The binary we've given you is non-PIE, but we haven't asked you to disable ASLR, so the heap will start at a random, but relatively low, address. Typically, if you allocate objects in sequence without freeing them, their addresses will be increasing over time. In contrast to that, we're asking you to set up two unusual features of the locations of the identified objects. Your first goal is to have the B* object have a higher address than the C1 object, even though the B* object is allocated first. Your second goal is to have the C2 object be closer to the stack than heap objects normally would be. The stack and heap are separate, so "close" is a relative term: we're asking you to get the distance between the starting point of the C2 object and a value near the top of the stack be less than 2 trillion bytes in address-space terms. You can achieve both of these objectives, at the same time, by modifying the input file. The next paragraph will provide some hints, though you can stop here if you want to explore fully on your own.

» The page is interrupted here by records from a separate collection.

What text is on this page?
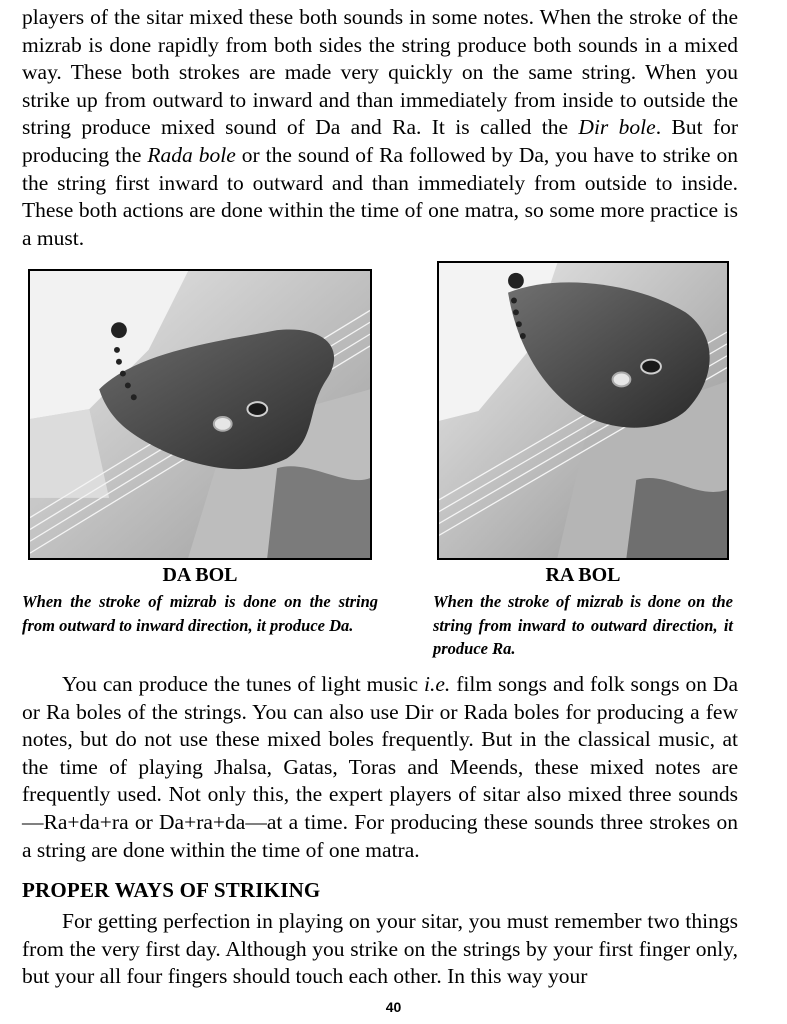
players of the sitar mixed these both sounds in some notes. When the stroke of the mizrab is done rapidly from both sides the string produce both sounds in a mixed way. These both strokes are made very quickly on the same string. When you strike up from outward to inward and than immediately from inside to outside the string produce mixed sound of Da and Ra. It is called the Dir bole. But for producing the Rada bole or the sound of Ra followed by Da, you have to strike on the string first inward to outward and than immediately from outside to inside. These both actions are done within the time of one matra, so some more practice is a must.

DA BOL	RA BOL

When the stroke of mizrab is done on the string from outward to inward direction, it produce Da.

When the stroke of mizrab is done on the string from inward to outward direction, it produce Ra.

You can produce the tunes of light music i.e. film songs and folk songs on Da or Ra boles of the strings. You can also use Dir or Rada boles for producing a few notes, but do not use these mixed boles frequently. But in the classical music, at the time of playing Jhalsa, Gatas, Toras and Meends, these mixed notes are frequently used. Not only this, the expert players of sitar also mixed three sounds—Ra+da+ra or Da+ra+da—at a time. For producing these sounds three strokes on a string are done within the time of one matra.

PROPER WAYS OF STRIKING

For getting perfection in playing on your sitar, you must remember two things from the very first day. Although you strike on the strings by your first finger only, but your all four fingers should touch each other. In this way your

40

The most powerful part of your control in this example is the sizes of the A and C objects. Roughly speaking, the memory allocator inside glibc has three kinds of behavior based on the size of the objects being allocated. All of the sizes mentioned in the template fall in the smallest category, but you can change the allocator's behavior by making the sizes larger. If you would like more insight into its behavior, beyond trial and error, you can read the documentation for the mallopt(3) library function (e.g., with the command man mallopt). This function can be used to change configuration parameters of the memory allocator. We aren't suggesting that you change these settings: rather, the description of the settings and their default values explains how the memory allocator works in the example. Specifically you might be interested in M_MMAP_THRESHOLD and M_MXFAST.
If the previous programs seemed too small or unrealistic, here is one that is more complicated. We've created a simplified decompression utility for the lzip file format; but it still handles the full file format, so it's about 1600 lines of code. Except that whereas the real implementation this is derived from has already been tested and fuzzed and is probably pretty robust, this version contains a memory safety bug that might be triggered in unusual circumstances. The bug isn't very stealthily hidden, so you might also be able to find it just by auditing the code, but 1600 lines of code would take a while just to read. So you could think of this as a race between whether you or AFL can find the problem first. You can copy the program source code with this command:
cp /web/classes/Spring-2024/csci4271/labs/04/mini-lunzip-bug1.c .
You can compile the program in the normal way. It is similar in behavior to the command lzip -dc in that it reads a file compressed in lzip format and prints the decompressed result to the standard output; a single file name should be the only command-line input and no options are supported. So you can run it with @@ similar to c4. We haven't given you any seed inputs, but you can make some with lzip.